Our Bisti favorite was published as Cover, New Mexico Magazine, January, 2006. Surreal Hoodoos have a distinct elegance which sets this region apart as off-worldly, ghostly, and other synonyms people use when they know something is different… One day in the Bisti only gives a small taste of the excitement and challenge its Hoodoos give avid photographers. Yet, we suspect a mere glimpse is certainly a capable of creating an insatiable yearning for light, composition, and other challenges which never fail to create award-winning photography.
A million years ago, the Jemez Mountains, which had been building for some 10 million years, literally blew their top, much like the recent Mount Saint Helens volcanic explosion. Today, the Valles Caldera National Preserve encompasses remnants of a more ancient massive volcanic explosion a million years ago.
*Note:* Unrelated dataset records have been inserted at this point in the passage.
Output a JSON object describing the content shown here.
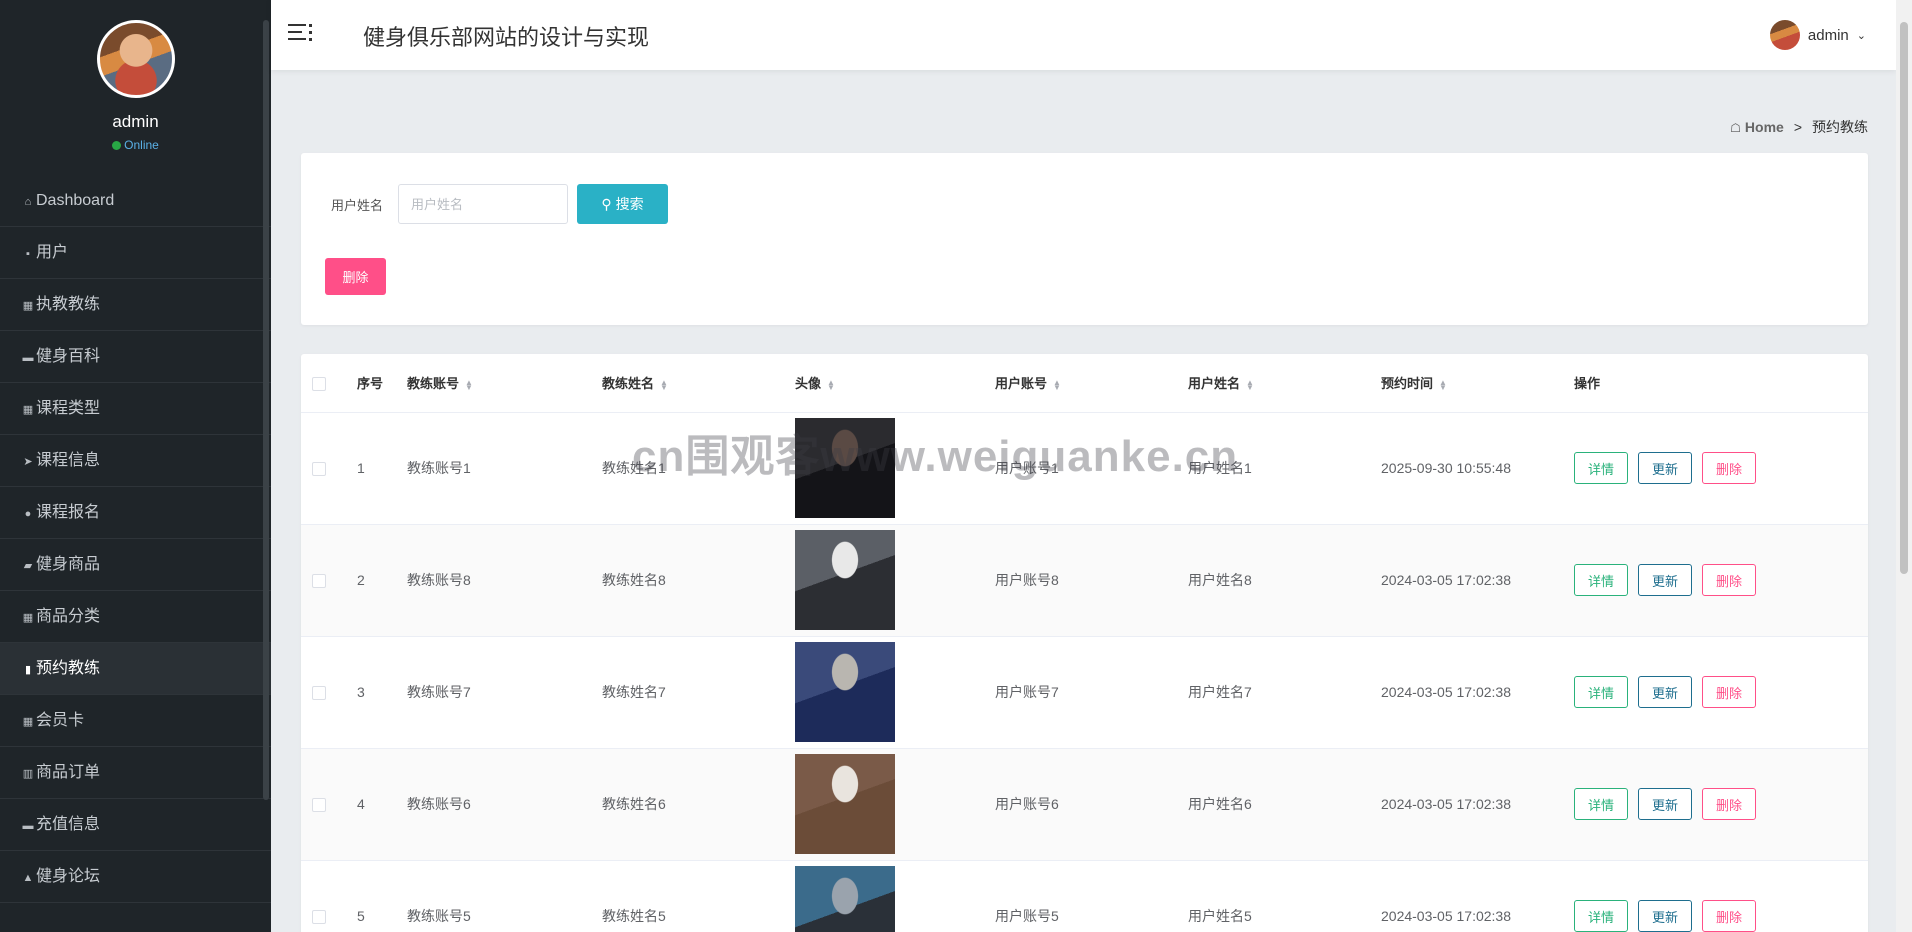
{
  "sidebar": {
    "user": {
      "name": "admin",
      "status": "Online"
    },
    "items": [
      {
        "label": "Dashboard",
        "icon": "home-icon",
        "glyph": "⌂"
      },
      {
        "label": "用户",
        "icon": "clipboard-icon",
        "glyph": "▪"
      },
      {
        "label": "执教教练",
        "icon": "grid-icon",
        "glyph": "▦"
      },
      {
        "label": "健身百科",
        "icon": "briefcase-icon",
        "glyph": "▬"
      },
      {
        "label": "课程类型",
        "icon": "grid-icon",
        "glyph": "▦"
      },
      {
        "label": "课程信息",
        "icon": "send-icon",
        "glyph": "➤"
      },
      {
        "label": "课程报名",
        "icon": "map-pin-icon",
        "glyph": "●"
      },
      {
        "label": "健身商品",
        "icon": "camera-icon",
        "glyph": "▰"
      },
      {
        "label": "商品分类",
        "icon": "grid-icon",
        "glyph": "▦"
      },
      {
        "label": "预约教练",
        "icon": "document-icon",
        "glyph": "▮"
      },
      {
        "label": "会员卡",
        "icon": "apps-icon",
        "glyph": "▦"
      },
      {
        "label": "商品订单",
        "icon": "bar-chart-icon",
        "glyph": "▥"
      },
      {
        "label": "充值信息",
        "icon": "comment-icon",
        "glyph": "▬"
      },
      {
        "label": "健身论坛",
        "icon": "user-icon",
        "glyph": "▲"
      }
    ],
    "active_index": 9
  },
  "header": {
    "title": "健身俱乐部网站的设计与实现",
    "user_name": "admin"
  },
  "breadcrumb": {
    "home": "Home",
    "separator": ">",
    "current": "预约教练"
  },
  "search": {
    "label": "用户姓名",
    "placeholder": "用户姓名",
    "value": "",
    "button_label": "搜索",
    "delete_label": "删除"
  },
  "table": {
    "columns": [
      "序号",
      "教练账号",
      "教练姓名",
      "头像",
      "用户账号",
      "用户姓名",
      "预约时间",
      "操作"
    ],
    "actions": {
      "detail": "详情",
      "update": "更新",
      "delete": "删除"
    },
    "rows": [
      {
        "index": "1",
        "coach_account": "教练账号1",
        "coach_name": "教练姓名1",
        "user_account": "用户账号1",
        "user_name": "用户姓名1",
        "time": "2025-09-30 10:55:48",
        "img_colors": [
          "#2b2b2f",
          "#5a4a44",
          "#141418"
        ]
      },
      {
        "index": "2",
        "coach_account": "教练账号8",
        "coach_name": "教练姓名8",
        "user_account": "用户账号8",
        "user_name": "用户姓名8",
        "time": "2024-03-05 17:02:38",
        "img_colors": [
          "#5b5f66",
          "#e8e8e8",
          "#2c2e33"
        ]
      },
      {
        "index": "3",
        "coach_account": "教练账号7",
        "coach_name": "教练姓名7",
        "user_account": "用户账号7",
        "user_name": "用户姓名7",
        "time": "2024-03-05 17:02:38",
        "img_colors": [
          "#3a4a7a",
          "#b9b6b0",
          "#1d2b5a"
        ]
      },
      {
        "index": "4",
        "coach_account": "教练账号6",
        "coach_name": "教练姓名6",
        "user_account": "用户账号6",
        "user_name": "用户姓名6",
        "time": "2024-03-05 17:02:38",
        "img_colors": [
          "#7a5a48",
          "#e9e4de",
          "#6b4c38"
        ]
      },
      {
        "index": "5",
        "coach_account": "教练账号5",
        "coach_name": "教练姓名5",
        "user_account": "用户账号5",
        "user_name": "用户姓名5",
        "time": "2024-03-05 17:02:38",
        "img_colors": [
          "#3b6b8b",
          "#9aa3ad",
          "#2a3038"
        ]
      }
    ]
  },
  "watermark": "cn围观客www.weiguanke.cn",
  "colors": {
    "sidebar_bg": "#1f2529",
    "search_button": "#2ab1c6",
    "delete_button": "#ff4f88",
    "detail_button": "#2ab27b",
    "update_button": "#1e6e8e"
  }
}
Captured high in an intermountain moat, the Valles Caldera has been home to curious Pueblo tribes, Spanish conquistadores, and more recent ranchers. Vast grasslands, often filled with tranquil, grazing bands of elk, sit amidst pine-covered high mountain ramparts. In the summertime, when trees and leaves are green, classic thunderstorms begin to build by midmorning, culminating in pyrotechnic displays by late afternoon.
"Summertime, and the living is easy..."
This famous line, a la Porgy and Bess, certainly encompasses our spring time Valles Caldera image, the famous remnant of a volcanic explosion. For our Valles tour, we have additional charm of wild elk amidst high mountains and elegant meadows! Who knows, there may even be thunderstorms.
Before we reach the Valles, we pass along the fascinating Jemez River Valley, a charming enclave for artists, native Indians, and travelers loving gorgeous red canyon walls which provide a quiet seclusion.
A thousand years ago, the ancient Anasazi culture created remarkably picturesque pueblos, some seven stories high with 800 rooms. Recent studies suggest orientations of these ancient pueblos are aligned with solar and lunar events. On our Chaco tour, old, crumbling walls of several buildings can be shown to clearly remind us of this ancient culture, and their close ties with truly remarkable calendars like the Sun Dagger, as well as petroglyphs of supernova explosions and passage of Haley's comet.
Here's a Chaco moonrise image at Magic Hour. Galen Rowell’s Edge of Light [pink on top, blue on bottom] is shown left of the vertical cliff face on Fajada Butte to emphasize a soft spring sunset. The Sun Dagger, the Anasazi calendar, is behind this butte. Efrain Padro, a noted Santa Fe photographer, liked this image in a judged competition.